Tumor Organoid and Spheroid Models for Cervical Cancer

SIMPLE SUMMARY: Appropriate testing models are imperative to facilitate the discovery of effective personalized treatments against different cancers, including advanced cervical cancer. This review provides a comprehensive overview of the currently available three-dimensional (3D) models of cervical cancer and their significance in pre-clinical and clinical studies. The review emphasizes the potential of 3D tumor models, such as spheroids from cervical cancer cell lines and patient-derived organoids, to evaluate novel therapies, particularly immunotherapies that target tumor cells and modulate the tumor microenvironment. Notably, the cervical cancer field is underdeveloped regarding use of 3D tumor models, and there is an increasing need to develop appropriate models to address this clinical burden, which will aid in personalized treatment discovery.

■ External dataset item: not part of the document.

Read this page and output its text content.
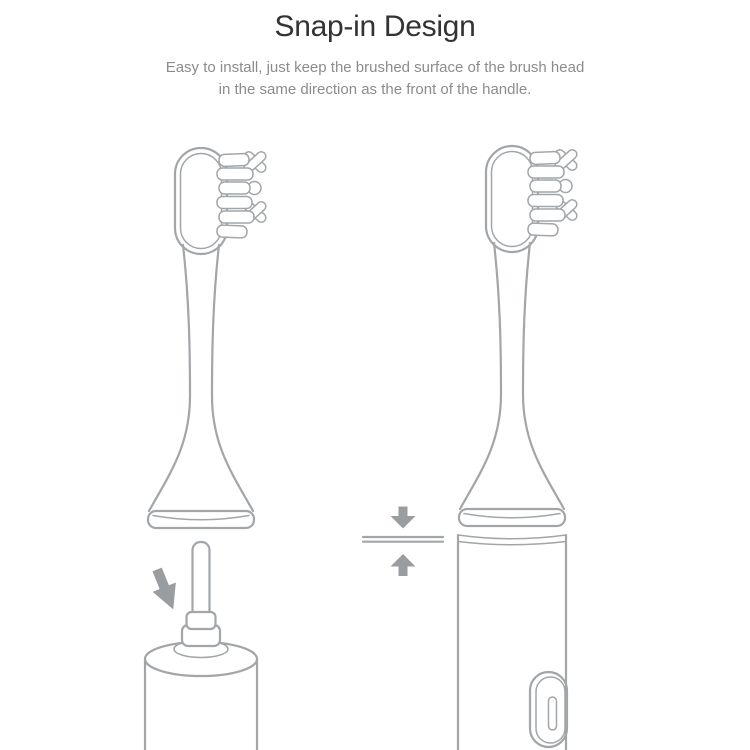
Snap-in Design

Easy to install, just keep the brushed surface of the brush head
in the same direction as the front of the handle.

ABSTRACT: Cervical cancer is one of the most common malignant diseases in women worldwide. Despite the global introduction of a preventive vaccine against the leading cause of cervical cancer, human papillomavirus (HPV) infection, the incidence of this malignant disease is still very high, especially in economically challenged areas. New advances in cancer therapy, especially the rapid development and application of different immunotherapy strategies, have shown promising pre-clinical and clinical results. However, mortality from advanced stages of cervical cancer remains a significant concern. Precise and thorough evaluation of potential novel anti-cancer therapies in pre-clinical phases is indispensable for efficient development of new, more successful treatment options for cancer patients. Recently, 3D tumor models have become the gold standard in pre-clinical cancer research due to their capacity to better mimic the architecture and microenvironment of tumor tissue as compared to standard two-dimensional (2D) cell cultures. This review will focus on the application of spheroids and patient-derived organoids (PDOs) as tumor models to develop novel therapies against cervical cancer, with an emphasis on the immunotherapies that specifically target cancer cells and modulate the tumor microenvironment (TME).